Mocha Autism Network. A Bay Area network for parents of Black and Latinx autistic children.
Rest for Resistance, QTPoC Mental Health. A magazine and national nonprofit founded by Dom Chatterjee. From the Rest for Resistance website: “Rest for Resistance strives to uplift marginalized communities, those who rarely get access to adequate health care or social support. This includes Black, Indigenous, Latinx, Pacific Islander, Asian, Middle Eastern, and multiracial persons. We also seek to create healing space for LGBTQIA+ individuals, namely trans & queer people of color, as well as other stigmatized groups such as sex workers, immigrants, persons with physical and/or mental disabilities, and those living at the intersections of all of the above. Founded in March 2015, QTPoC Mental Health is a grassroots trans-led org that creates online and offline spaces for trans & queer people of color to practice being our whole selves.”

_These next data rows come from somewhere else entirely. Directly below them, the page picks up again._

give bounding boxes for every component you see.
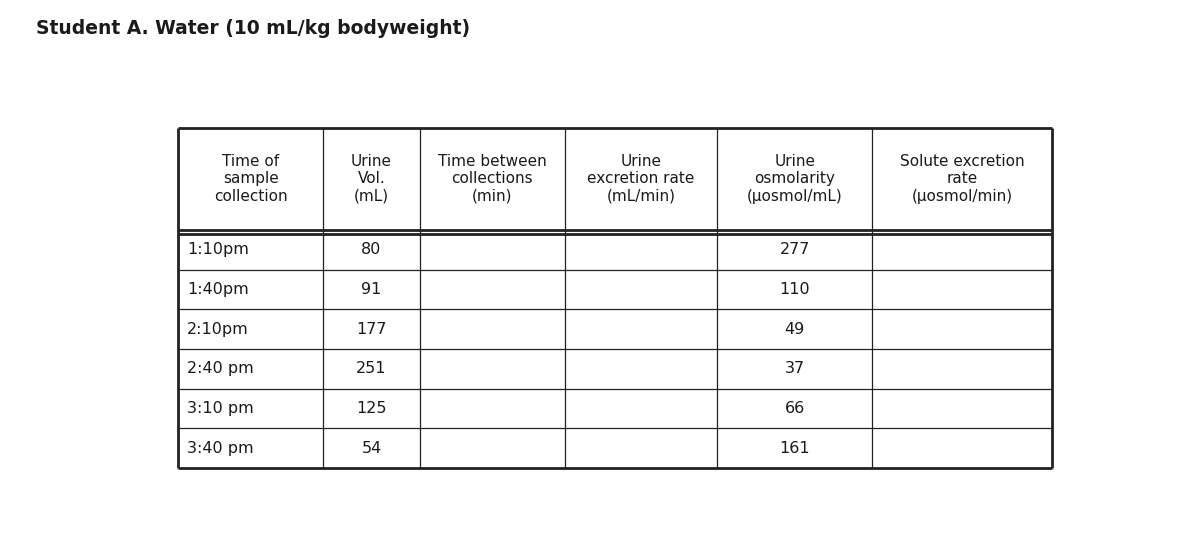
Text: Urine
Vol.
(mL): Urine Vol. (mL) — [350, 154, 392, 204]
Text: 1:10pm: 1:10pm — [187, 242, 250, 257]
Text: 125: 125 — [356, 401, 386, 416]
Text: 277: 277 — [780, 242, 810, 257]
Text: Urine
excretion rate
(mL/min): Urine excretion rate (mL/min) — [587, 154, 695, 204]
Text: Urine
osmolarity
(μosmol/mL): Urine osmolarity (μosmol/mL) — [746, 154, 842, 204]
Text: Student A. Water (10 mL/kg bodyweight): Student A. Water (10 mL/kg bodyweight) — [36, 19, 470, 38]
Text: 3:40 pm: 3:40 pm — [187, 440, 254, 455]
Text: Time between
collections
(min): Time between collections (min) — [438, 154, 546, 204]
Text: 37: 37 — [785, 361, 805, 376]
Text: 110: 110 — [780, 282, 810, 297]
Text: 54: 54 — [361, 440, 382, 455]
Text: 3:10 pm: 3:10 pm — [187, 401, 254, 416]
Text: 2:40 pm: 2:40 pm — [187, 361, 254, 376]
Text: Solute excretion
rate
(μosmol/min): Solute excretion rate (μosmol/min) — [900, 154, 1025, 204]
Text: 91: 91 — [361, 282, 382, 297]
Text: 1:40pm: 1:40pm — [187, 282, 248, 297]
Text: 66: 66 — [785, 401, 805, 416]
Text: 80: 80 — [361, 242, 382, 257]
Text: 2:10pm: 2:10pm — [187, 322, 248, 337]
Text: Time of
sample
collection: Time of sample collection — [214, 154, 287, 204]
Text: 161: 161 — [780, 440, 810, 455]
Text: 49: 49 — [785, 322, 805, 337]
Text: 251: 251 — [356, 361, 386, 376]
Text: 177: 177 — [356, 322, 386, 337]
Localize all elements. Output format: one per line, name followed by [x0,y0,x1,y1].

Sins Invalid. A performance art project founded by Patricia Berne and Leroy Franklin Moore, Jr. From the website: “Sins Invalid is a disability justice based performance project that incubates and celebrates artists with disabilities, centralizing artists of color and LGBTQ / gender-variant artists as communities who have been historically marginalized. Led by disabled people of color, Sins Invalid’s performance work explores the themes of sexuality, embodiment and the disabled body, developing provocative work where paradigms of “normal” and “sexy” are challenged, offering instead a vision of beauty and sexuality inclusive of all bodies and communities.”